Adını, yörede yetişen Safran bitkisinden almaktadır. Satış değeri çok yüksek olan safranın, bir kilo kullanılır hale gelmesi için, 120.000 çiçek gerektiğini biliyor muydunuz? Sonbaharda yaprak sürerek, mor çiçek açan bu soğansı bitki, mide rahatsızlıklarına iyi geldiğinden, Osmanlı döneminden günümüze bazı yemeklerin, tatlıların içine katılarak kullanılır. Safranbolu merkezine geldiğinizde, etrafınızdaki konaklar sizi etkileyecektir. Konaklamak için seçeceğiniz bu konakların içine girdiğinizde, duyduğunuz nameler ve odaların içine girdiğinizde karşılaşacağınız beyaz işler, danteller, yerdeki kilimler ve odalara sinen lavanta kokuları, sizi çok ama çok eskilere götürecektir. Hele derinlerden gelen Hacı Arif Bey, Dede Efendi ve Münir Nurettin’in değerli eserleri, tüm bu dekorla bütünleşiyor.

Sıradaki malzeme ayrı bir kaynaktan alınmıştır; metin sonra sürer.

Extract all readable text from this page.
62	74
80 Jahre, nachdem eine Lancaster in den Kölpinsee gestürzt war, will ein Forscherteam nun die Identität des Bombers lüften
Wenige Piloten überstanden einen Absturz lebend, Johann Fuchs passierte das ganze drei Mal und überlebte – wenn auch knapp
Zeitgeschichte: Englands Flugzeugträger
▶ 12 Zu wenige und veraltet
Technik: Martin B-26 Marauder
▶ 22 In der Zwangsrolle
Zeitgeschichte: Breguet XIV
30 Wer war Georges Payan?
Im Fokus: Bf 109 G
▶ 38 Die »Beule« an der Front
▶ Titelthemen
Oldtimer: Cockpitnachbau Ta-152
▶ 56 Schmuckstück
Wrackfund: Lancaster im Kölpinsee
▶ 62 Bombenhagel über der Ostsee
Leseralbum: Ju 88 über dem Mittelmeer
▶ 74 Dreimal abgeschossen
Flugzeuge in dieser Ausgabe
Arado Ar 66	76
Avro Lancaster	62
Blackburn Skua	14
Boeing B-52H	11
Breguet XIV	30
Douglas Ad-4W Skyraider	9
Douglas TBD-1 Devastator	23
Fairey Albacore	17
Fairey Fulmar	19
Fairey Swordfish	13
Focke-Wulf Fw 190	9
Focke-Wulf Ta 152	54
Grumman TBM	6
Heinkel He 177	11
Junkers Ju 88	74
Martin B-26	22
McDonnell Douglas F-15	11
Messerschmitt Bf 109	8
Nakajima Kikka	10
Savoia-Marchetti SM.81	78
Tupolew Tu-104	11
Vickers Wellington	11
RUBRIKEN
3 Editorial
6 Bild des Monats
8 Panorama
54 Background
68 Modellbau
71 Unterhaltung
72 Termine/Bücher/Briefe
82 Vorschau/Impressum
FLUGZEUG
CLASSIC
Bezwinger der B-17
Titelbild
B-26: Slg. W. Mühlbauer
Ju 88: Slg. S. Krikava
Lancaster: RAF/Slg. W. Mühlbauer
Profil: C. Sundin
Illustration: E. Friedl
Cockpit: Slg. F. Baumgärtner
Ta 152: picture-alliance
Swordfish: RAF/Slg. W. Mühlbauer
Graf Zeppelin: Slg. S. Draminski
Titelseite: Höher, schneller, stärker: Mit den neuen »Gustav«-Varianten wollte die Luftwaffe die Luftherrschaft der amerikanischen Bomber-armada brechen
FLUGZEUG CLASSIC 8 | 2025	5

Bazı konaklar restore edilerek, otel olarak turistlerin hizmetine sunulmuş. Safranbolu merkezde, yine yöreye özgü kuyu kebabı ve ayran içip, özel pidelerinden yiyebilirsiniz.
Safranbolu evleri, yöre mimarisinin en dikkat çekici öğeleridir. Kentin çekirdeğini oluşturan kale içi ve çevresiyle, üç dere vadisinin yamaçlarına yayılan bu evler, birbirlerinin görüntüsünü bozmayacak şekilde inşa edilmiştir. Evlerin içinde; giriş katlarında genellikle fıskiyeli havuzlar, selamlık köşkleri, ahşap işleri, yaşmaklı ocaklar bulunmaktadır. Dolaplar ve sokak kapılarındaki ahşap işçiliği ise görülmeye değerdir.
İstanbul Teknik Üniversitesi mimarlık tarihi ve restorasyon enstitüsü tarafından sit alanı ilan edilmiştir.
Özellikle İlkbahar ve Sonbaharda gitmenizi öneririz.